Too often, in a digital transition, the effort is put solely on the technological aspects. According to this vision, implementing BIM would simply mean upgrading IT, buying licenses and training staff. This is the most common strategic mistake we can see. To counteract this tendency, we often refer to the separate fields of BIM that are processes, governance and technologies.
You cannot build a successful, profitable, longterm BIM implementation without this global approach. To illustrate, we will be sharing five organizational and human challenges, accompanied by solutions, which we often encounter in our work with organizations of all sizes.
Challenge # 1 - In-depth knowledge of your organization
The ultimate goal of any transition must always be to improve ways of doing things. It is therefore essential to engage in introspective work (interviews, process mapping, etc.) in order to develop a realistic, critical and objective look at the organization. With this solid foundation, it becomes easier to identify and prioritize relevant innovations. In addition, those involved in this self-assessment process will see the need to evolve and take an active part in the change rather than simply being affected by the change.

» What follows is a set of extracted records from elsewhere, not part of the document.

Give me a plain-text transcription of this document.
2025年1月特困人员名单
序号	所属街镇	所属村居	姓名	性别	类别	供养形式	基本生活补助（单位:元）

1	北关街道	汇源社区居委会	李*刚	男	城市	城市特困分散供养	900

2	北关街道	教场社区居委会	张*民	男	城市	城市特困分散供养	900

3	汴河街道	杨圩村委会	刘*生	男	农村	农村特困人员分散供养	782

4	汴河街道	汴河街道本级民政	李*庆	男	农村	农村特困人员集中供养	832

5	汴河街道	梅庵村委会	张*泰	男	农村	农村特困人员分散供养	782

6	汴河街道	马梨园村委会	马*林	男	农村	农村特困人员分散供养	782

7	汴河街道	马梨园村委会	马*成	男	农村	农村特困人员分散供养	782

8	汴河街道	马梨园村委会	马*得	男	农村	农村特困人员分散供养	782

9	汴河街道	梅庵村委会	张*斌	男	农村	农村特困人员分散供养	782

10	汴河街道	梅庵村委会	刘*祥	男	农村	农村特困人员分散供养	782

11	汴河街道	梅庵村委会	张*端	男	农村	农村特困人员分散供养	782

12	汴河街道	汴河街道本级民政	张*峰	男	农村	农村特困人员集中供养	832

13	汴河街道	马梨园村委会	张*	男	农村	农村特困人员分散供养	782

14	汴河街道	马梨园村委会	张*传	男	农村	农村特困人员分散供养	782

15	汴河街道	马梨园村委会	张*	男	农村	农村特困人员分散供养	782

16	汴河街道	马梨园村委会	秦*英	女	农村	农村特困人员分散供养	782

Challenge # 2 - Inclusion of all stakeholders
A successful transition is everyone's business! Start by clarifying the roles and responsibilities of each stakeholder. Prioritize those who are key change agents, such as the "godfather" of the transition with decision-making power, the BIM manager and any other member of the deployment team (technical experts, current standards managers, etc.). However, whether through information sessions, informal discussions or others methods, consider integrating everyone according to their levels of involvement, including the most refractory!
Challenge # 3 - Dissemination of Good Knowledge
To elaborate on the previous point, expertise n BIM must never rest on one and only one person. Avoid growing the Hero Syndrome and encourage the progressive autonomy of all of your team members. To create a redundancy in internal knowledge, it is essential to organize the means and channels of knowledge dissemination early in the process. In addition, make sure you have the skills you need internally to develop the best strategies and methods. Remember that being the best of the group is not always enough to guarantee the overall level of expertise. In the end, regardless of the form, the protocols, guidelines, procedures, recommendations, etc., must be clearly endorsed by management in order to encourage their adoption by all.
Challenge # 4 - Staff Retention
It's no secret that scarcity creates value! In this transition period across the construction industry, qualified personnel is a rare and sought after commodity. Pay close attention to your key resources in order to build a team over the long term. To do this, compensation is a major retention factor, but it is not the only one. Internal and external recognition, esteem, attribution of responsibilities, strategic involvement, intellectual stimulation, autonomy and trust are also to be considered. They are potentially just as rewarding and decisive for these often passionate and motivated people.
Challenge # 5 - Maintenance of Momentum
By definition, a transition does not happen overnight. Plan strategically and appropriately to structure and prioritize the actions to be implemented without overburdening or creating dead periods. Good planning supports the achievement of regular and recurring successes to maintain the enthusiasm and support of all during this evolution. Change management teaches us, among other things, that it is important to recognize, celebrate and build on its success. This is an excellent way to initiate a culture of change and to create a dynamic of continuous improvement, essential to the agility that organizations must have in the face of the rapid technological evolution of our time.
Given this non-exhaustive list of challenges, limiting oneself to technological aspects alone is far from sufficient to make a successful digital transition. Technological innovations can therefore be seen as opportunities to (discover, analyze and) grasp, but to achieve them fully and in the long term, the human retains a central and primordial role.
We hope that by highlighting the organizational and human issues, these recommendations will allow you to be better equipped to better deploy BIM in your organizations!